Derrite seguiu com as críticas ao projeto do governo: “Falar em monitoramento sem enfrentar os benefícios penais não resolve o problema. O PL do governo não retirava anistia, graça, indulto, livramento condicional e ainda permitia progressões de pena mais rápidas. O substitutivo do relator corrige isso, endurece de verdade e fecha todas essas portas: retira anistia, graça, indulto e liberdade condicional, e eleva a progressão de 70% a 85% da pena, que é o patamar mais alto já proposto no Brasil. Isso impede que líderes de facção permaneçam pouco tempo presos ou recuperem privilégios legais.”
Disse ainda Derrite na nota: “O PL do governo apenas amplia hipóteses da Lei 12.850/2013, mantendo o sistema atual (fragmentado e com pouca força normativa). Não define o destino dos bens apreendidos, não cria regras claras para descapitalização e não cria um marco legal autônomo. O substitutivo, por sua vez, cria um diploma completamente novo, com maior força interpretativa, tipifica novas modalidades de crime organizado (domínio territorial, novo cangaço, sabotagem, ataques a instituições financeiras e presídios) e estabelece um regime completo para o destino dos bens apreendidos: rateio entre PF e estados e destinação ao Funapol e ao Fundo de Segurança Pública. Além disso, transforma o patrimônio confiscado em recurso público imediato, garantindo desestruturação financeira real das organizações criminosas e uso desses bens para fortalecer a segurança pública.”

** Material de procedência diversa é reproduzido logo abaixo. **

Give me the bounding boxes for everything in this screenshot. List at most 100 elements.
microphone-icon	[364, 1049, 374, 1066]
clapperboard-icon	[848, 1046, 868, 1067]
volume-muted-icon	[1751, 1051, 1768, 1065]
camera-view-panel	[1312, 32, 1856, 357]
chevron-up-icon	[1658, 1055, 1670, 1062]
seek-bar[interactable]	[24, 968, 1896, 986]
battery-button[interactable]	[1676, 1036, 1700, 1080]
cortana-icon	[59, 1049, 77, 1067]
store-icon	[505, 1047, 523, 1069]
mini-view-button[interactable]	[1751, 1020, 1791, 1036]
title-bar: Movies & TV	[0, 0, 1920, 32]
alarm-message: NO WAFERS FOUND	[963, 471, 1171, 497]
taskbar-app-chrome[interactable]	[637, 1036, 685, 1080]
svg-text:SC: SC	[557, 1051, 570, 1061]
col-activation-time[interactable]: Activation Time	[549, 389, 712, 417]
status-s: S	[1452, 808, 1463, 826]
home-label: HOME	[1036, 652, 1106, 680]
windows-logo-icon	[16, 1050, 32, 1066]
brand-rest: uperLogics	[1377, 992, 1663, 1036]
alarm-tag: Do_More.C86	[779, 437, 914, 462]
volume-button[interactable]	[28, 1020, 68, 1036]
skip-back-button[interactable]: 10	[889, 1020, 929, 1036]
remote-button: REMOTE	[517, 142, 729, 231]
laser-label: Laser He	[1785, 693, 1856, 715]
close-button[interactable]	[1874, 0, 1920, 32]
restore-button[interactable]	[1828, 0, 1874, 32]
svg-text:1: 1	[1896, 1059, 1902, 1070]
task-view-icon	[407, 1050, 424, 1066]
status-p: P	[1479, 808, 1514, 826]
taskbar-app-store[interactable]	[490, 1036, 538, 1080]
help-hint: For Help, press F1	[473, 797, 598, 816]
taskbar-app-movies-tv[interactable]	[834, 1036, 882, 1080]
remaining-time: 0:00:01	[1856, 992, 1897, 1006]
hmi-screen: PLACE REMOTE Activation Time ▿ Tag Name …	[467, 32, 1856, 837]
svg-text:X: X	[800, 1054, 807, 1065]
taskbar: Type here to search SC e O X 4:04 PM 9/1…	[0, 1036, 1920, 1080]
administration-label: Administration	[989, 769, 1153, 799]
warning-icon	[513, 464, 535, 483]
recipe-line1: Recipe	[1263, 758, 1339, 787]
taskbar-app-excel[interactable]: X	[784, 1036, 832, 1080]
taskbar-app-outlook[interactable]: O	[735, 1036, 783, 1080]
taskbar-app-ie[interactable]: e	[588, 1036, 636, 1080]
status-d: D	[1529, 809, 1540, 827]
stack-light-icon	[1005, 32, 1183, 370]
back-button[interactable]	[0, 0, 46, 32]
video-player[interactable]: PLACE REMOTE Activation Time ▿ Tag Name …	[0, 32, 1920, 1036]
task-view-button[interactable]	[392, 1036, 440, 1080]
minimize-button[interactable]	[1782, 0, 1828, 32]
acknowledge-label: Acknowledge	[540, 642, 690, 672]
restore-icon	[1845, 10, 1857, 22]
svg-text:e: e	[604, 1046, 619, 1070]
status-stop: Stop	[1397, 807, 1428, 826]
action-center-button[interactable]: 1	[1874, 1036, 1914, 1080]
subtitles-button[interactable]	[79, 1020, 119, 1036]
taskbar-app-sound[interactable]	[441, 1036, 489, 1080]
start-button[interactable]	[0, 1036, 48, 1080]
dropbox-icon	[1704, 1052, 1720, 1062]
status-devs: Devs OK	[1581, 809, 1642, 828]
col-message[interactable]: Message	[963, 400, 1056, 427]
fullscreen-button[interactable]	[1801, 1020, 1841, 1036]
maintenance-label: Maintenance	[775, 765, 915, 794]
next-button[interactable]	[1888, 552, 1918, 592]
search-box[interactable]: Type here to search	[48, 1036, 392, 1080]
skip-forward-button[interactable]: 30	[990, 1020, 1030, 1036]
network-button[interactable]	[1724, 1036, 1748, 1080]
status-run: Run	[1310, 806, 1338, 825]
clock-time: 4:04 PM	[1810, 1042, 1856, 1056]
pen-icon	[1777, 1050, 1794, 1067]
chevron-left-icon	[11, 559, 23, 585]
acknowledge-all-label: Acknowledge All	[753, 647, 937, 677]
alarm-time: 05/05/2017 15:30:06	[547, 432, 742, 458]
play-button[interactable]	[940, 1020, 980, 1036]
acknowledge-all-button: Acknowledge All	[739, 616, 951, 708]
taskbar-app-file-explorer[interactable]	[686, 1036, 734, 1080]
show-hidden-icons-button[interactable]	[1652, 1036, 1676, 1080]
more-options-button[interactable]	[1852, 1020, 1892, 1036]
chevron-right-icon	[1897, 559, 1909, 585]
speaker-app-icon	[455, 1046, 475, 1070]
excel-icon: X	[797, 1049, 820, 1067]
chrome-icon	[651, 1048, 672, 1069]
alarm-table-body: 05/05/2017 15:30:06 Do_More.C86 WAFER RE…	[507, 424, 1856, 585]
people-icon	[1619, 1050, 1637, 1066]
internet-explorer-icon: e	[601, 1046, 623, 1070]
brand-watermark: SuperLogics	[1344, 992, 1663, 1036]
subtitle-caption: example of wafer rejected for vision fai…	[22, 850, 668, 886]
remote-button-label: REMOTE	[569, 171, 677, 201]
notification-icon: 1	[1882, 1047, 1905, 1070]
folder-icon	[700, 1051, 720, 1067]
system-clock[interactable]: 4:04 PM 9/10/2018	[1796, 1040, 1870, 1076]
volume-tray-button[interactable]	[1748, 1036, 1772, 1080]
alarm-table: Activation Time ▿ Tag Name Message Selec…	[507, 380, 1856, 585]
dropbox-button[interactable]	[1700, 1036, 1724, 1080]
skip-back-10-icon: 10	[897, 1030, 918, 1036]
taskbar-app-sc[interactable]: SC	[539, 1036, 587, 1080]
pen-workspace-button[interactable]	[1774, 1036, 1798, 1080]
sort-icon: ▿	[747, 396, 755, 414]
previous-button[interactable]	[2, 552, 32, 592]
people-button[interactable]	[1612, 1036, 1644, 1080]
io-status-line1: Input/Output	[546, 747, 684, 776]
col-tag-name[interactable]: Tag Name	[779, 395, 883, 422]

O líder do PL na Câmara, deputado Sóstenes Cavalcante (RJ), afirmou ao Valor que a estratégia será a de apresentar um destaque para endurecer o projeto e tentar retomar a equiparação das facções criminosas ao terrorismo. Já o governo deve atuar para negociar os pontos de preocupação. A reunião de líderes da terça-feira (18) terá pauta única para discutir e tentar votar o texto. Até lá, são esperadas novas alterações no parecer. Motta foi procurado, mas não se manifestou.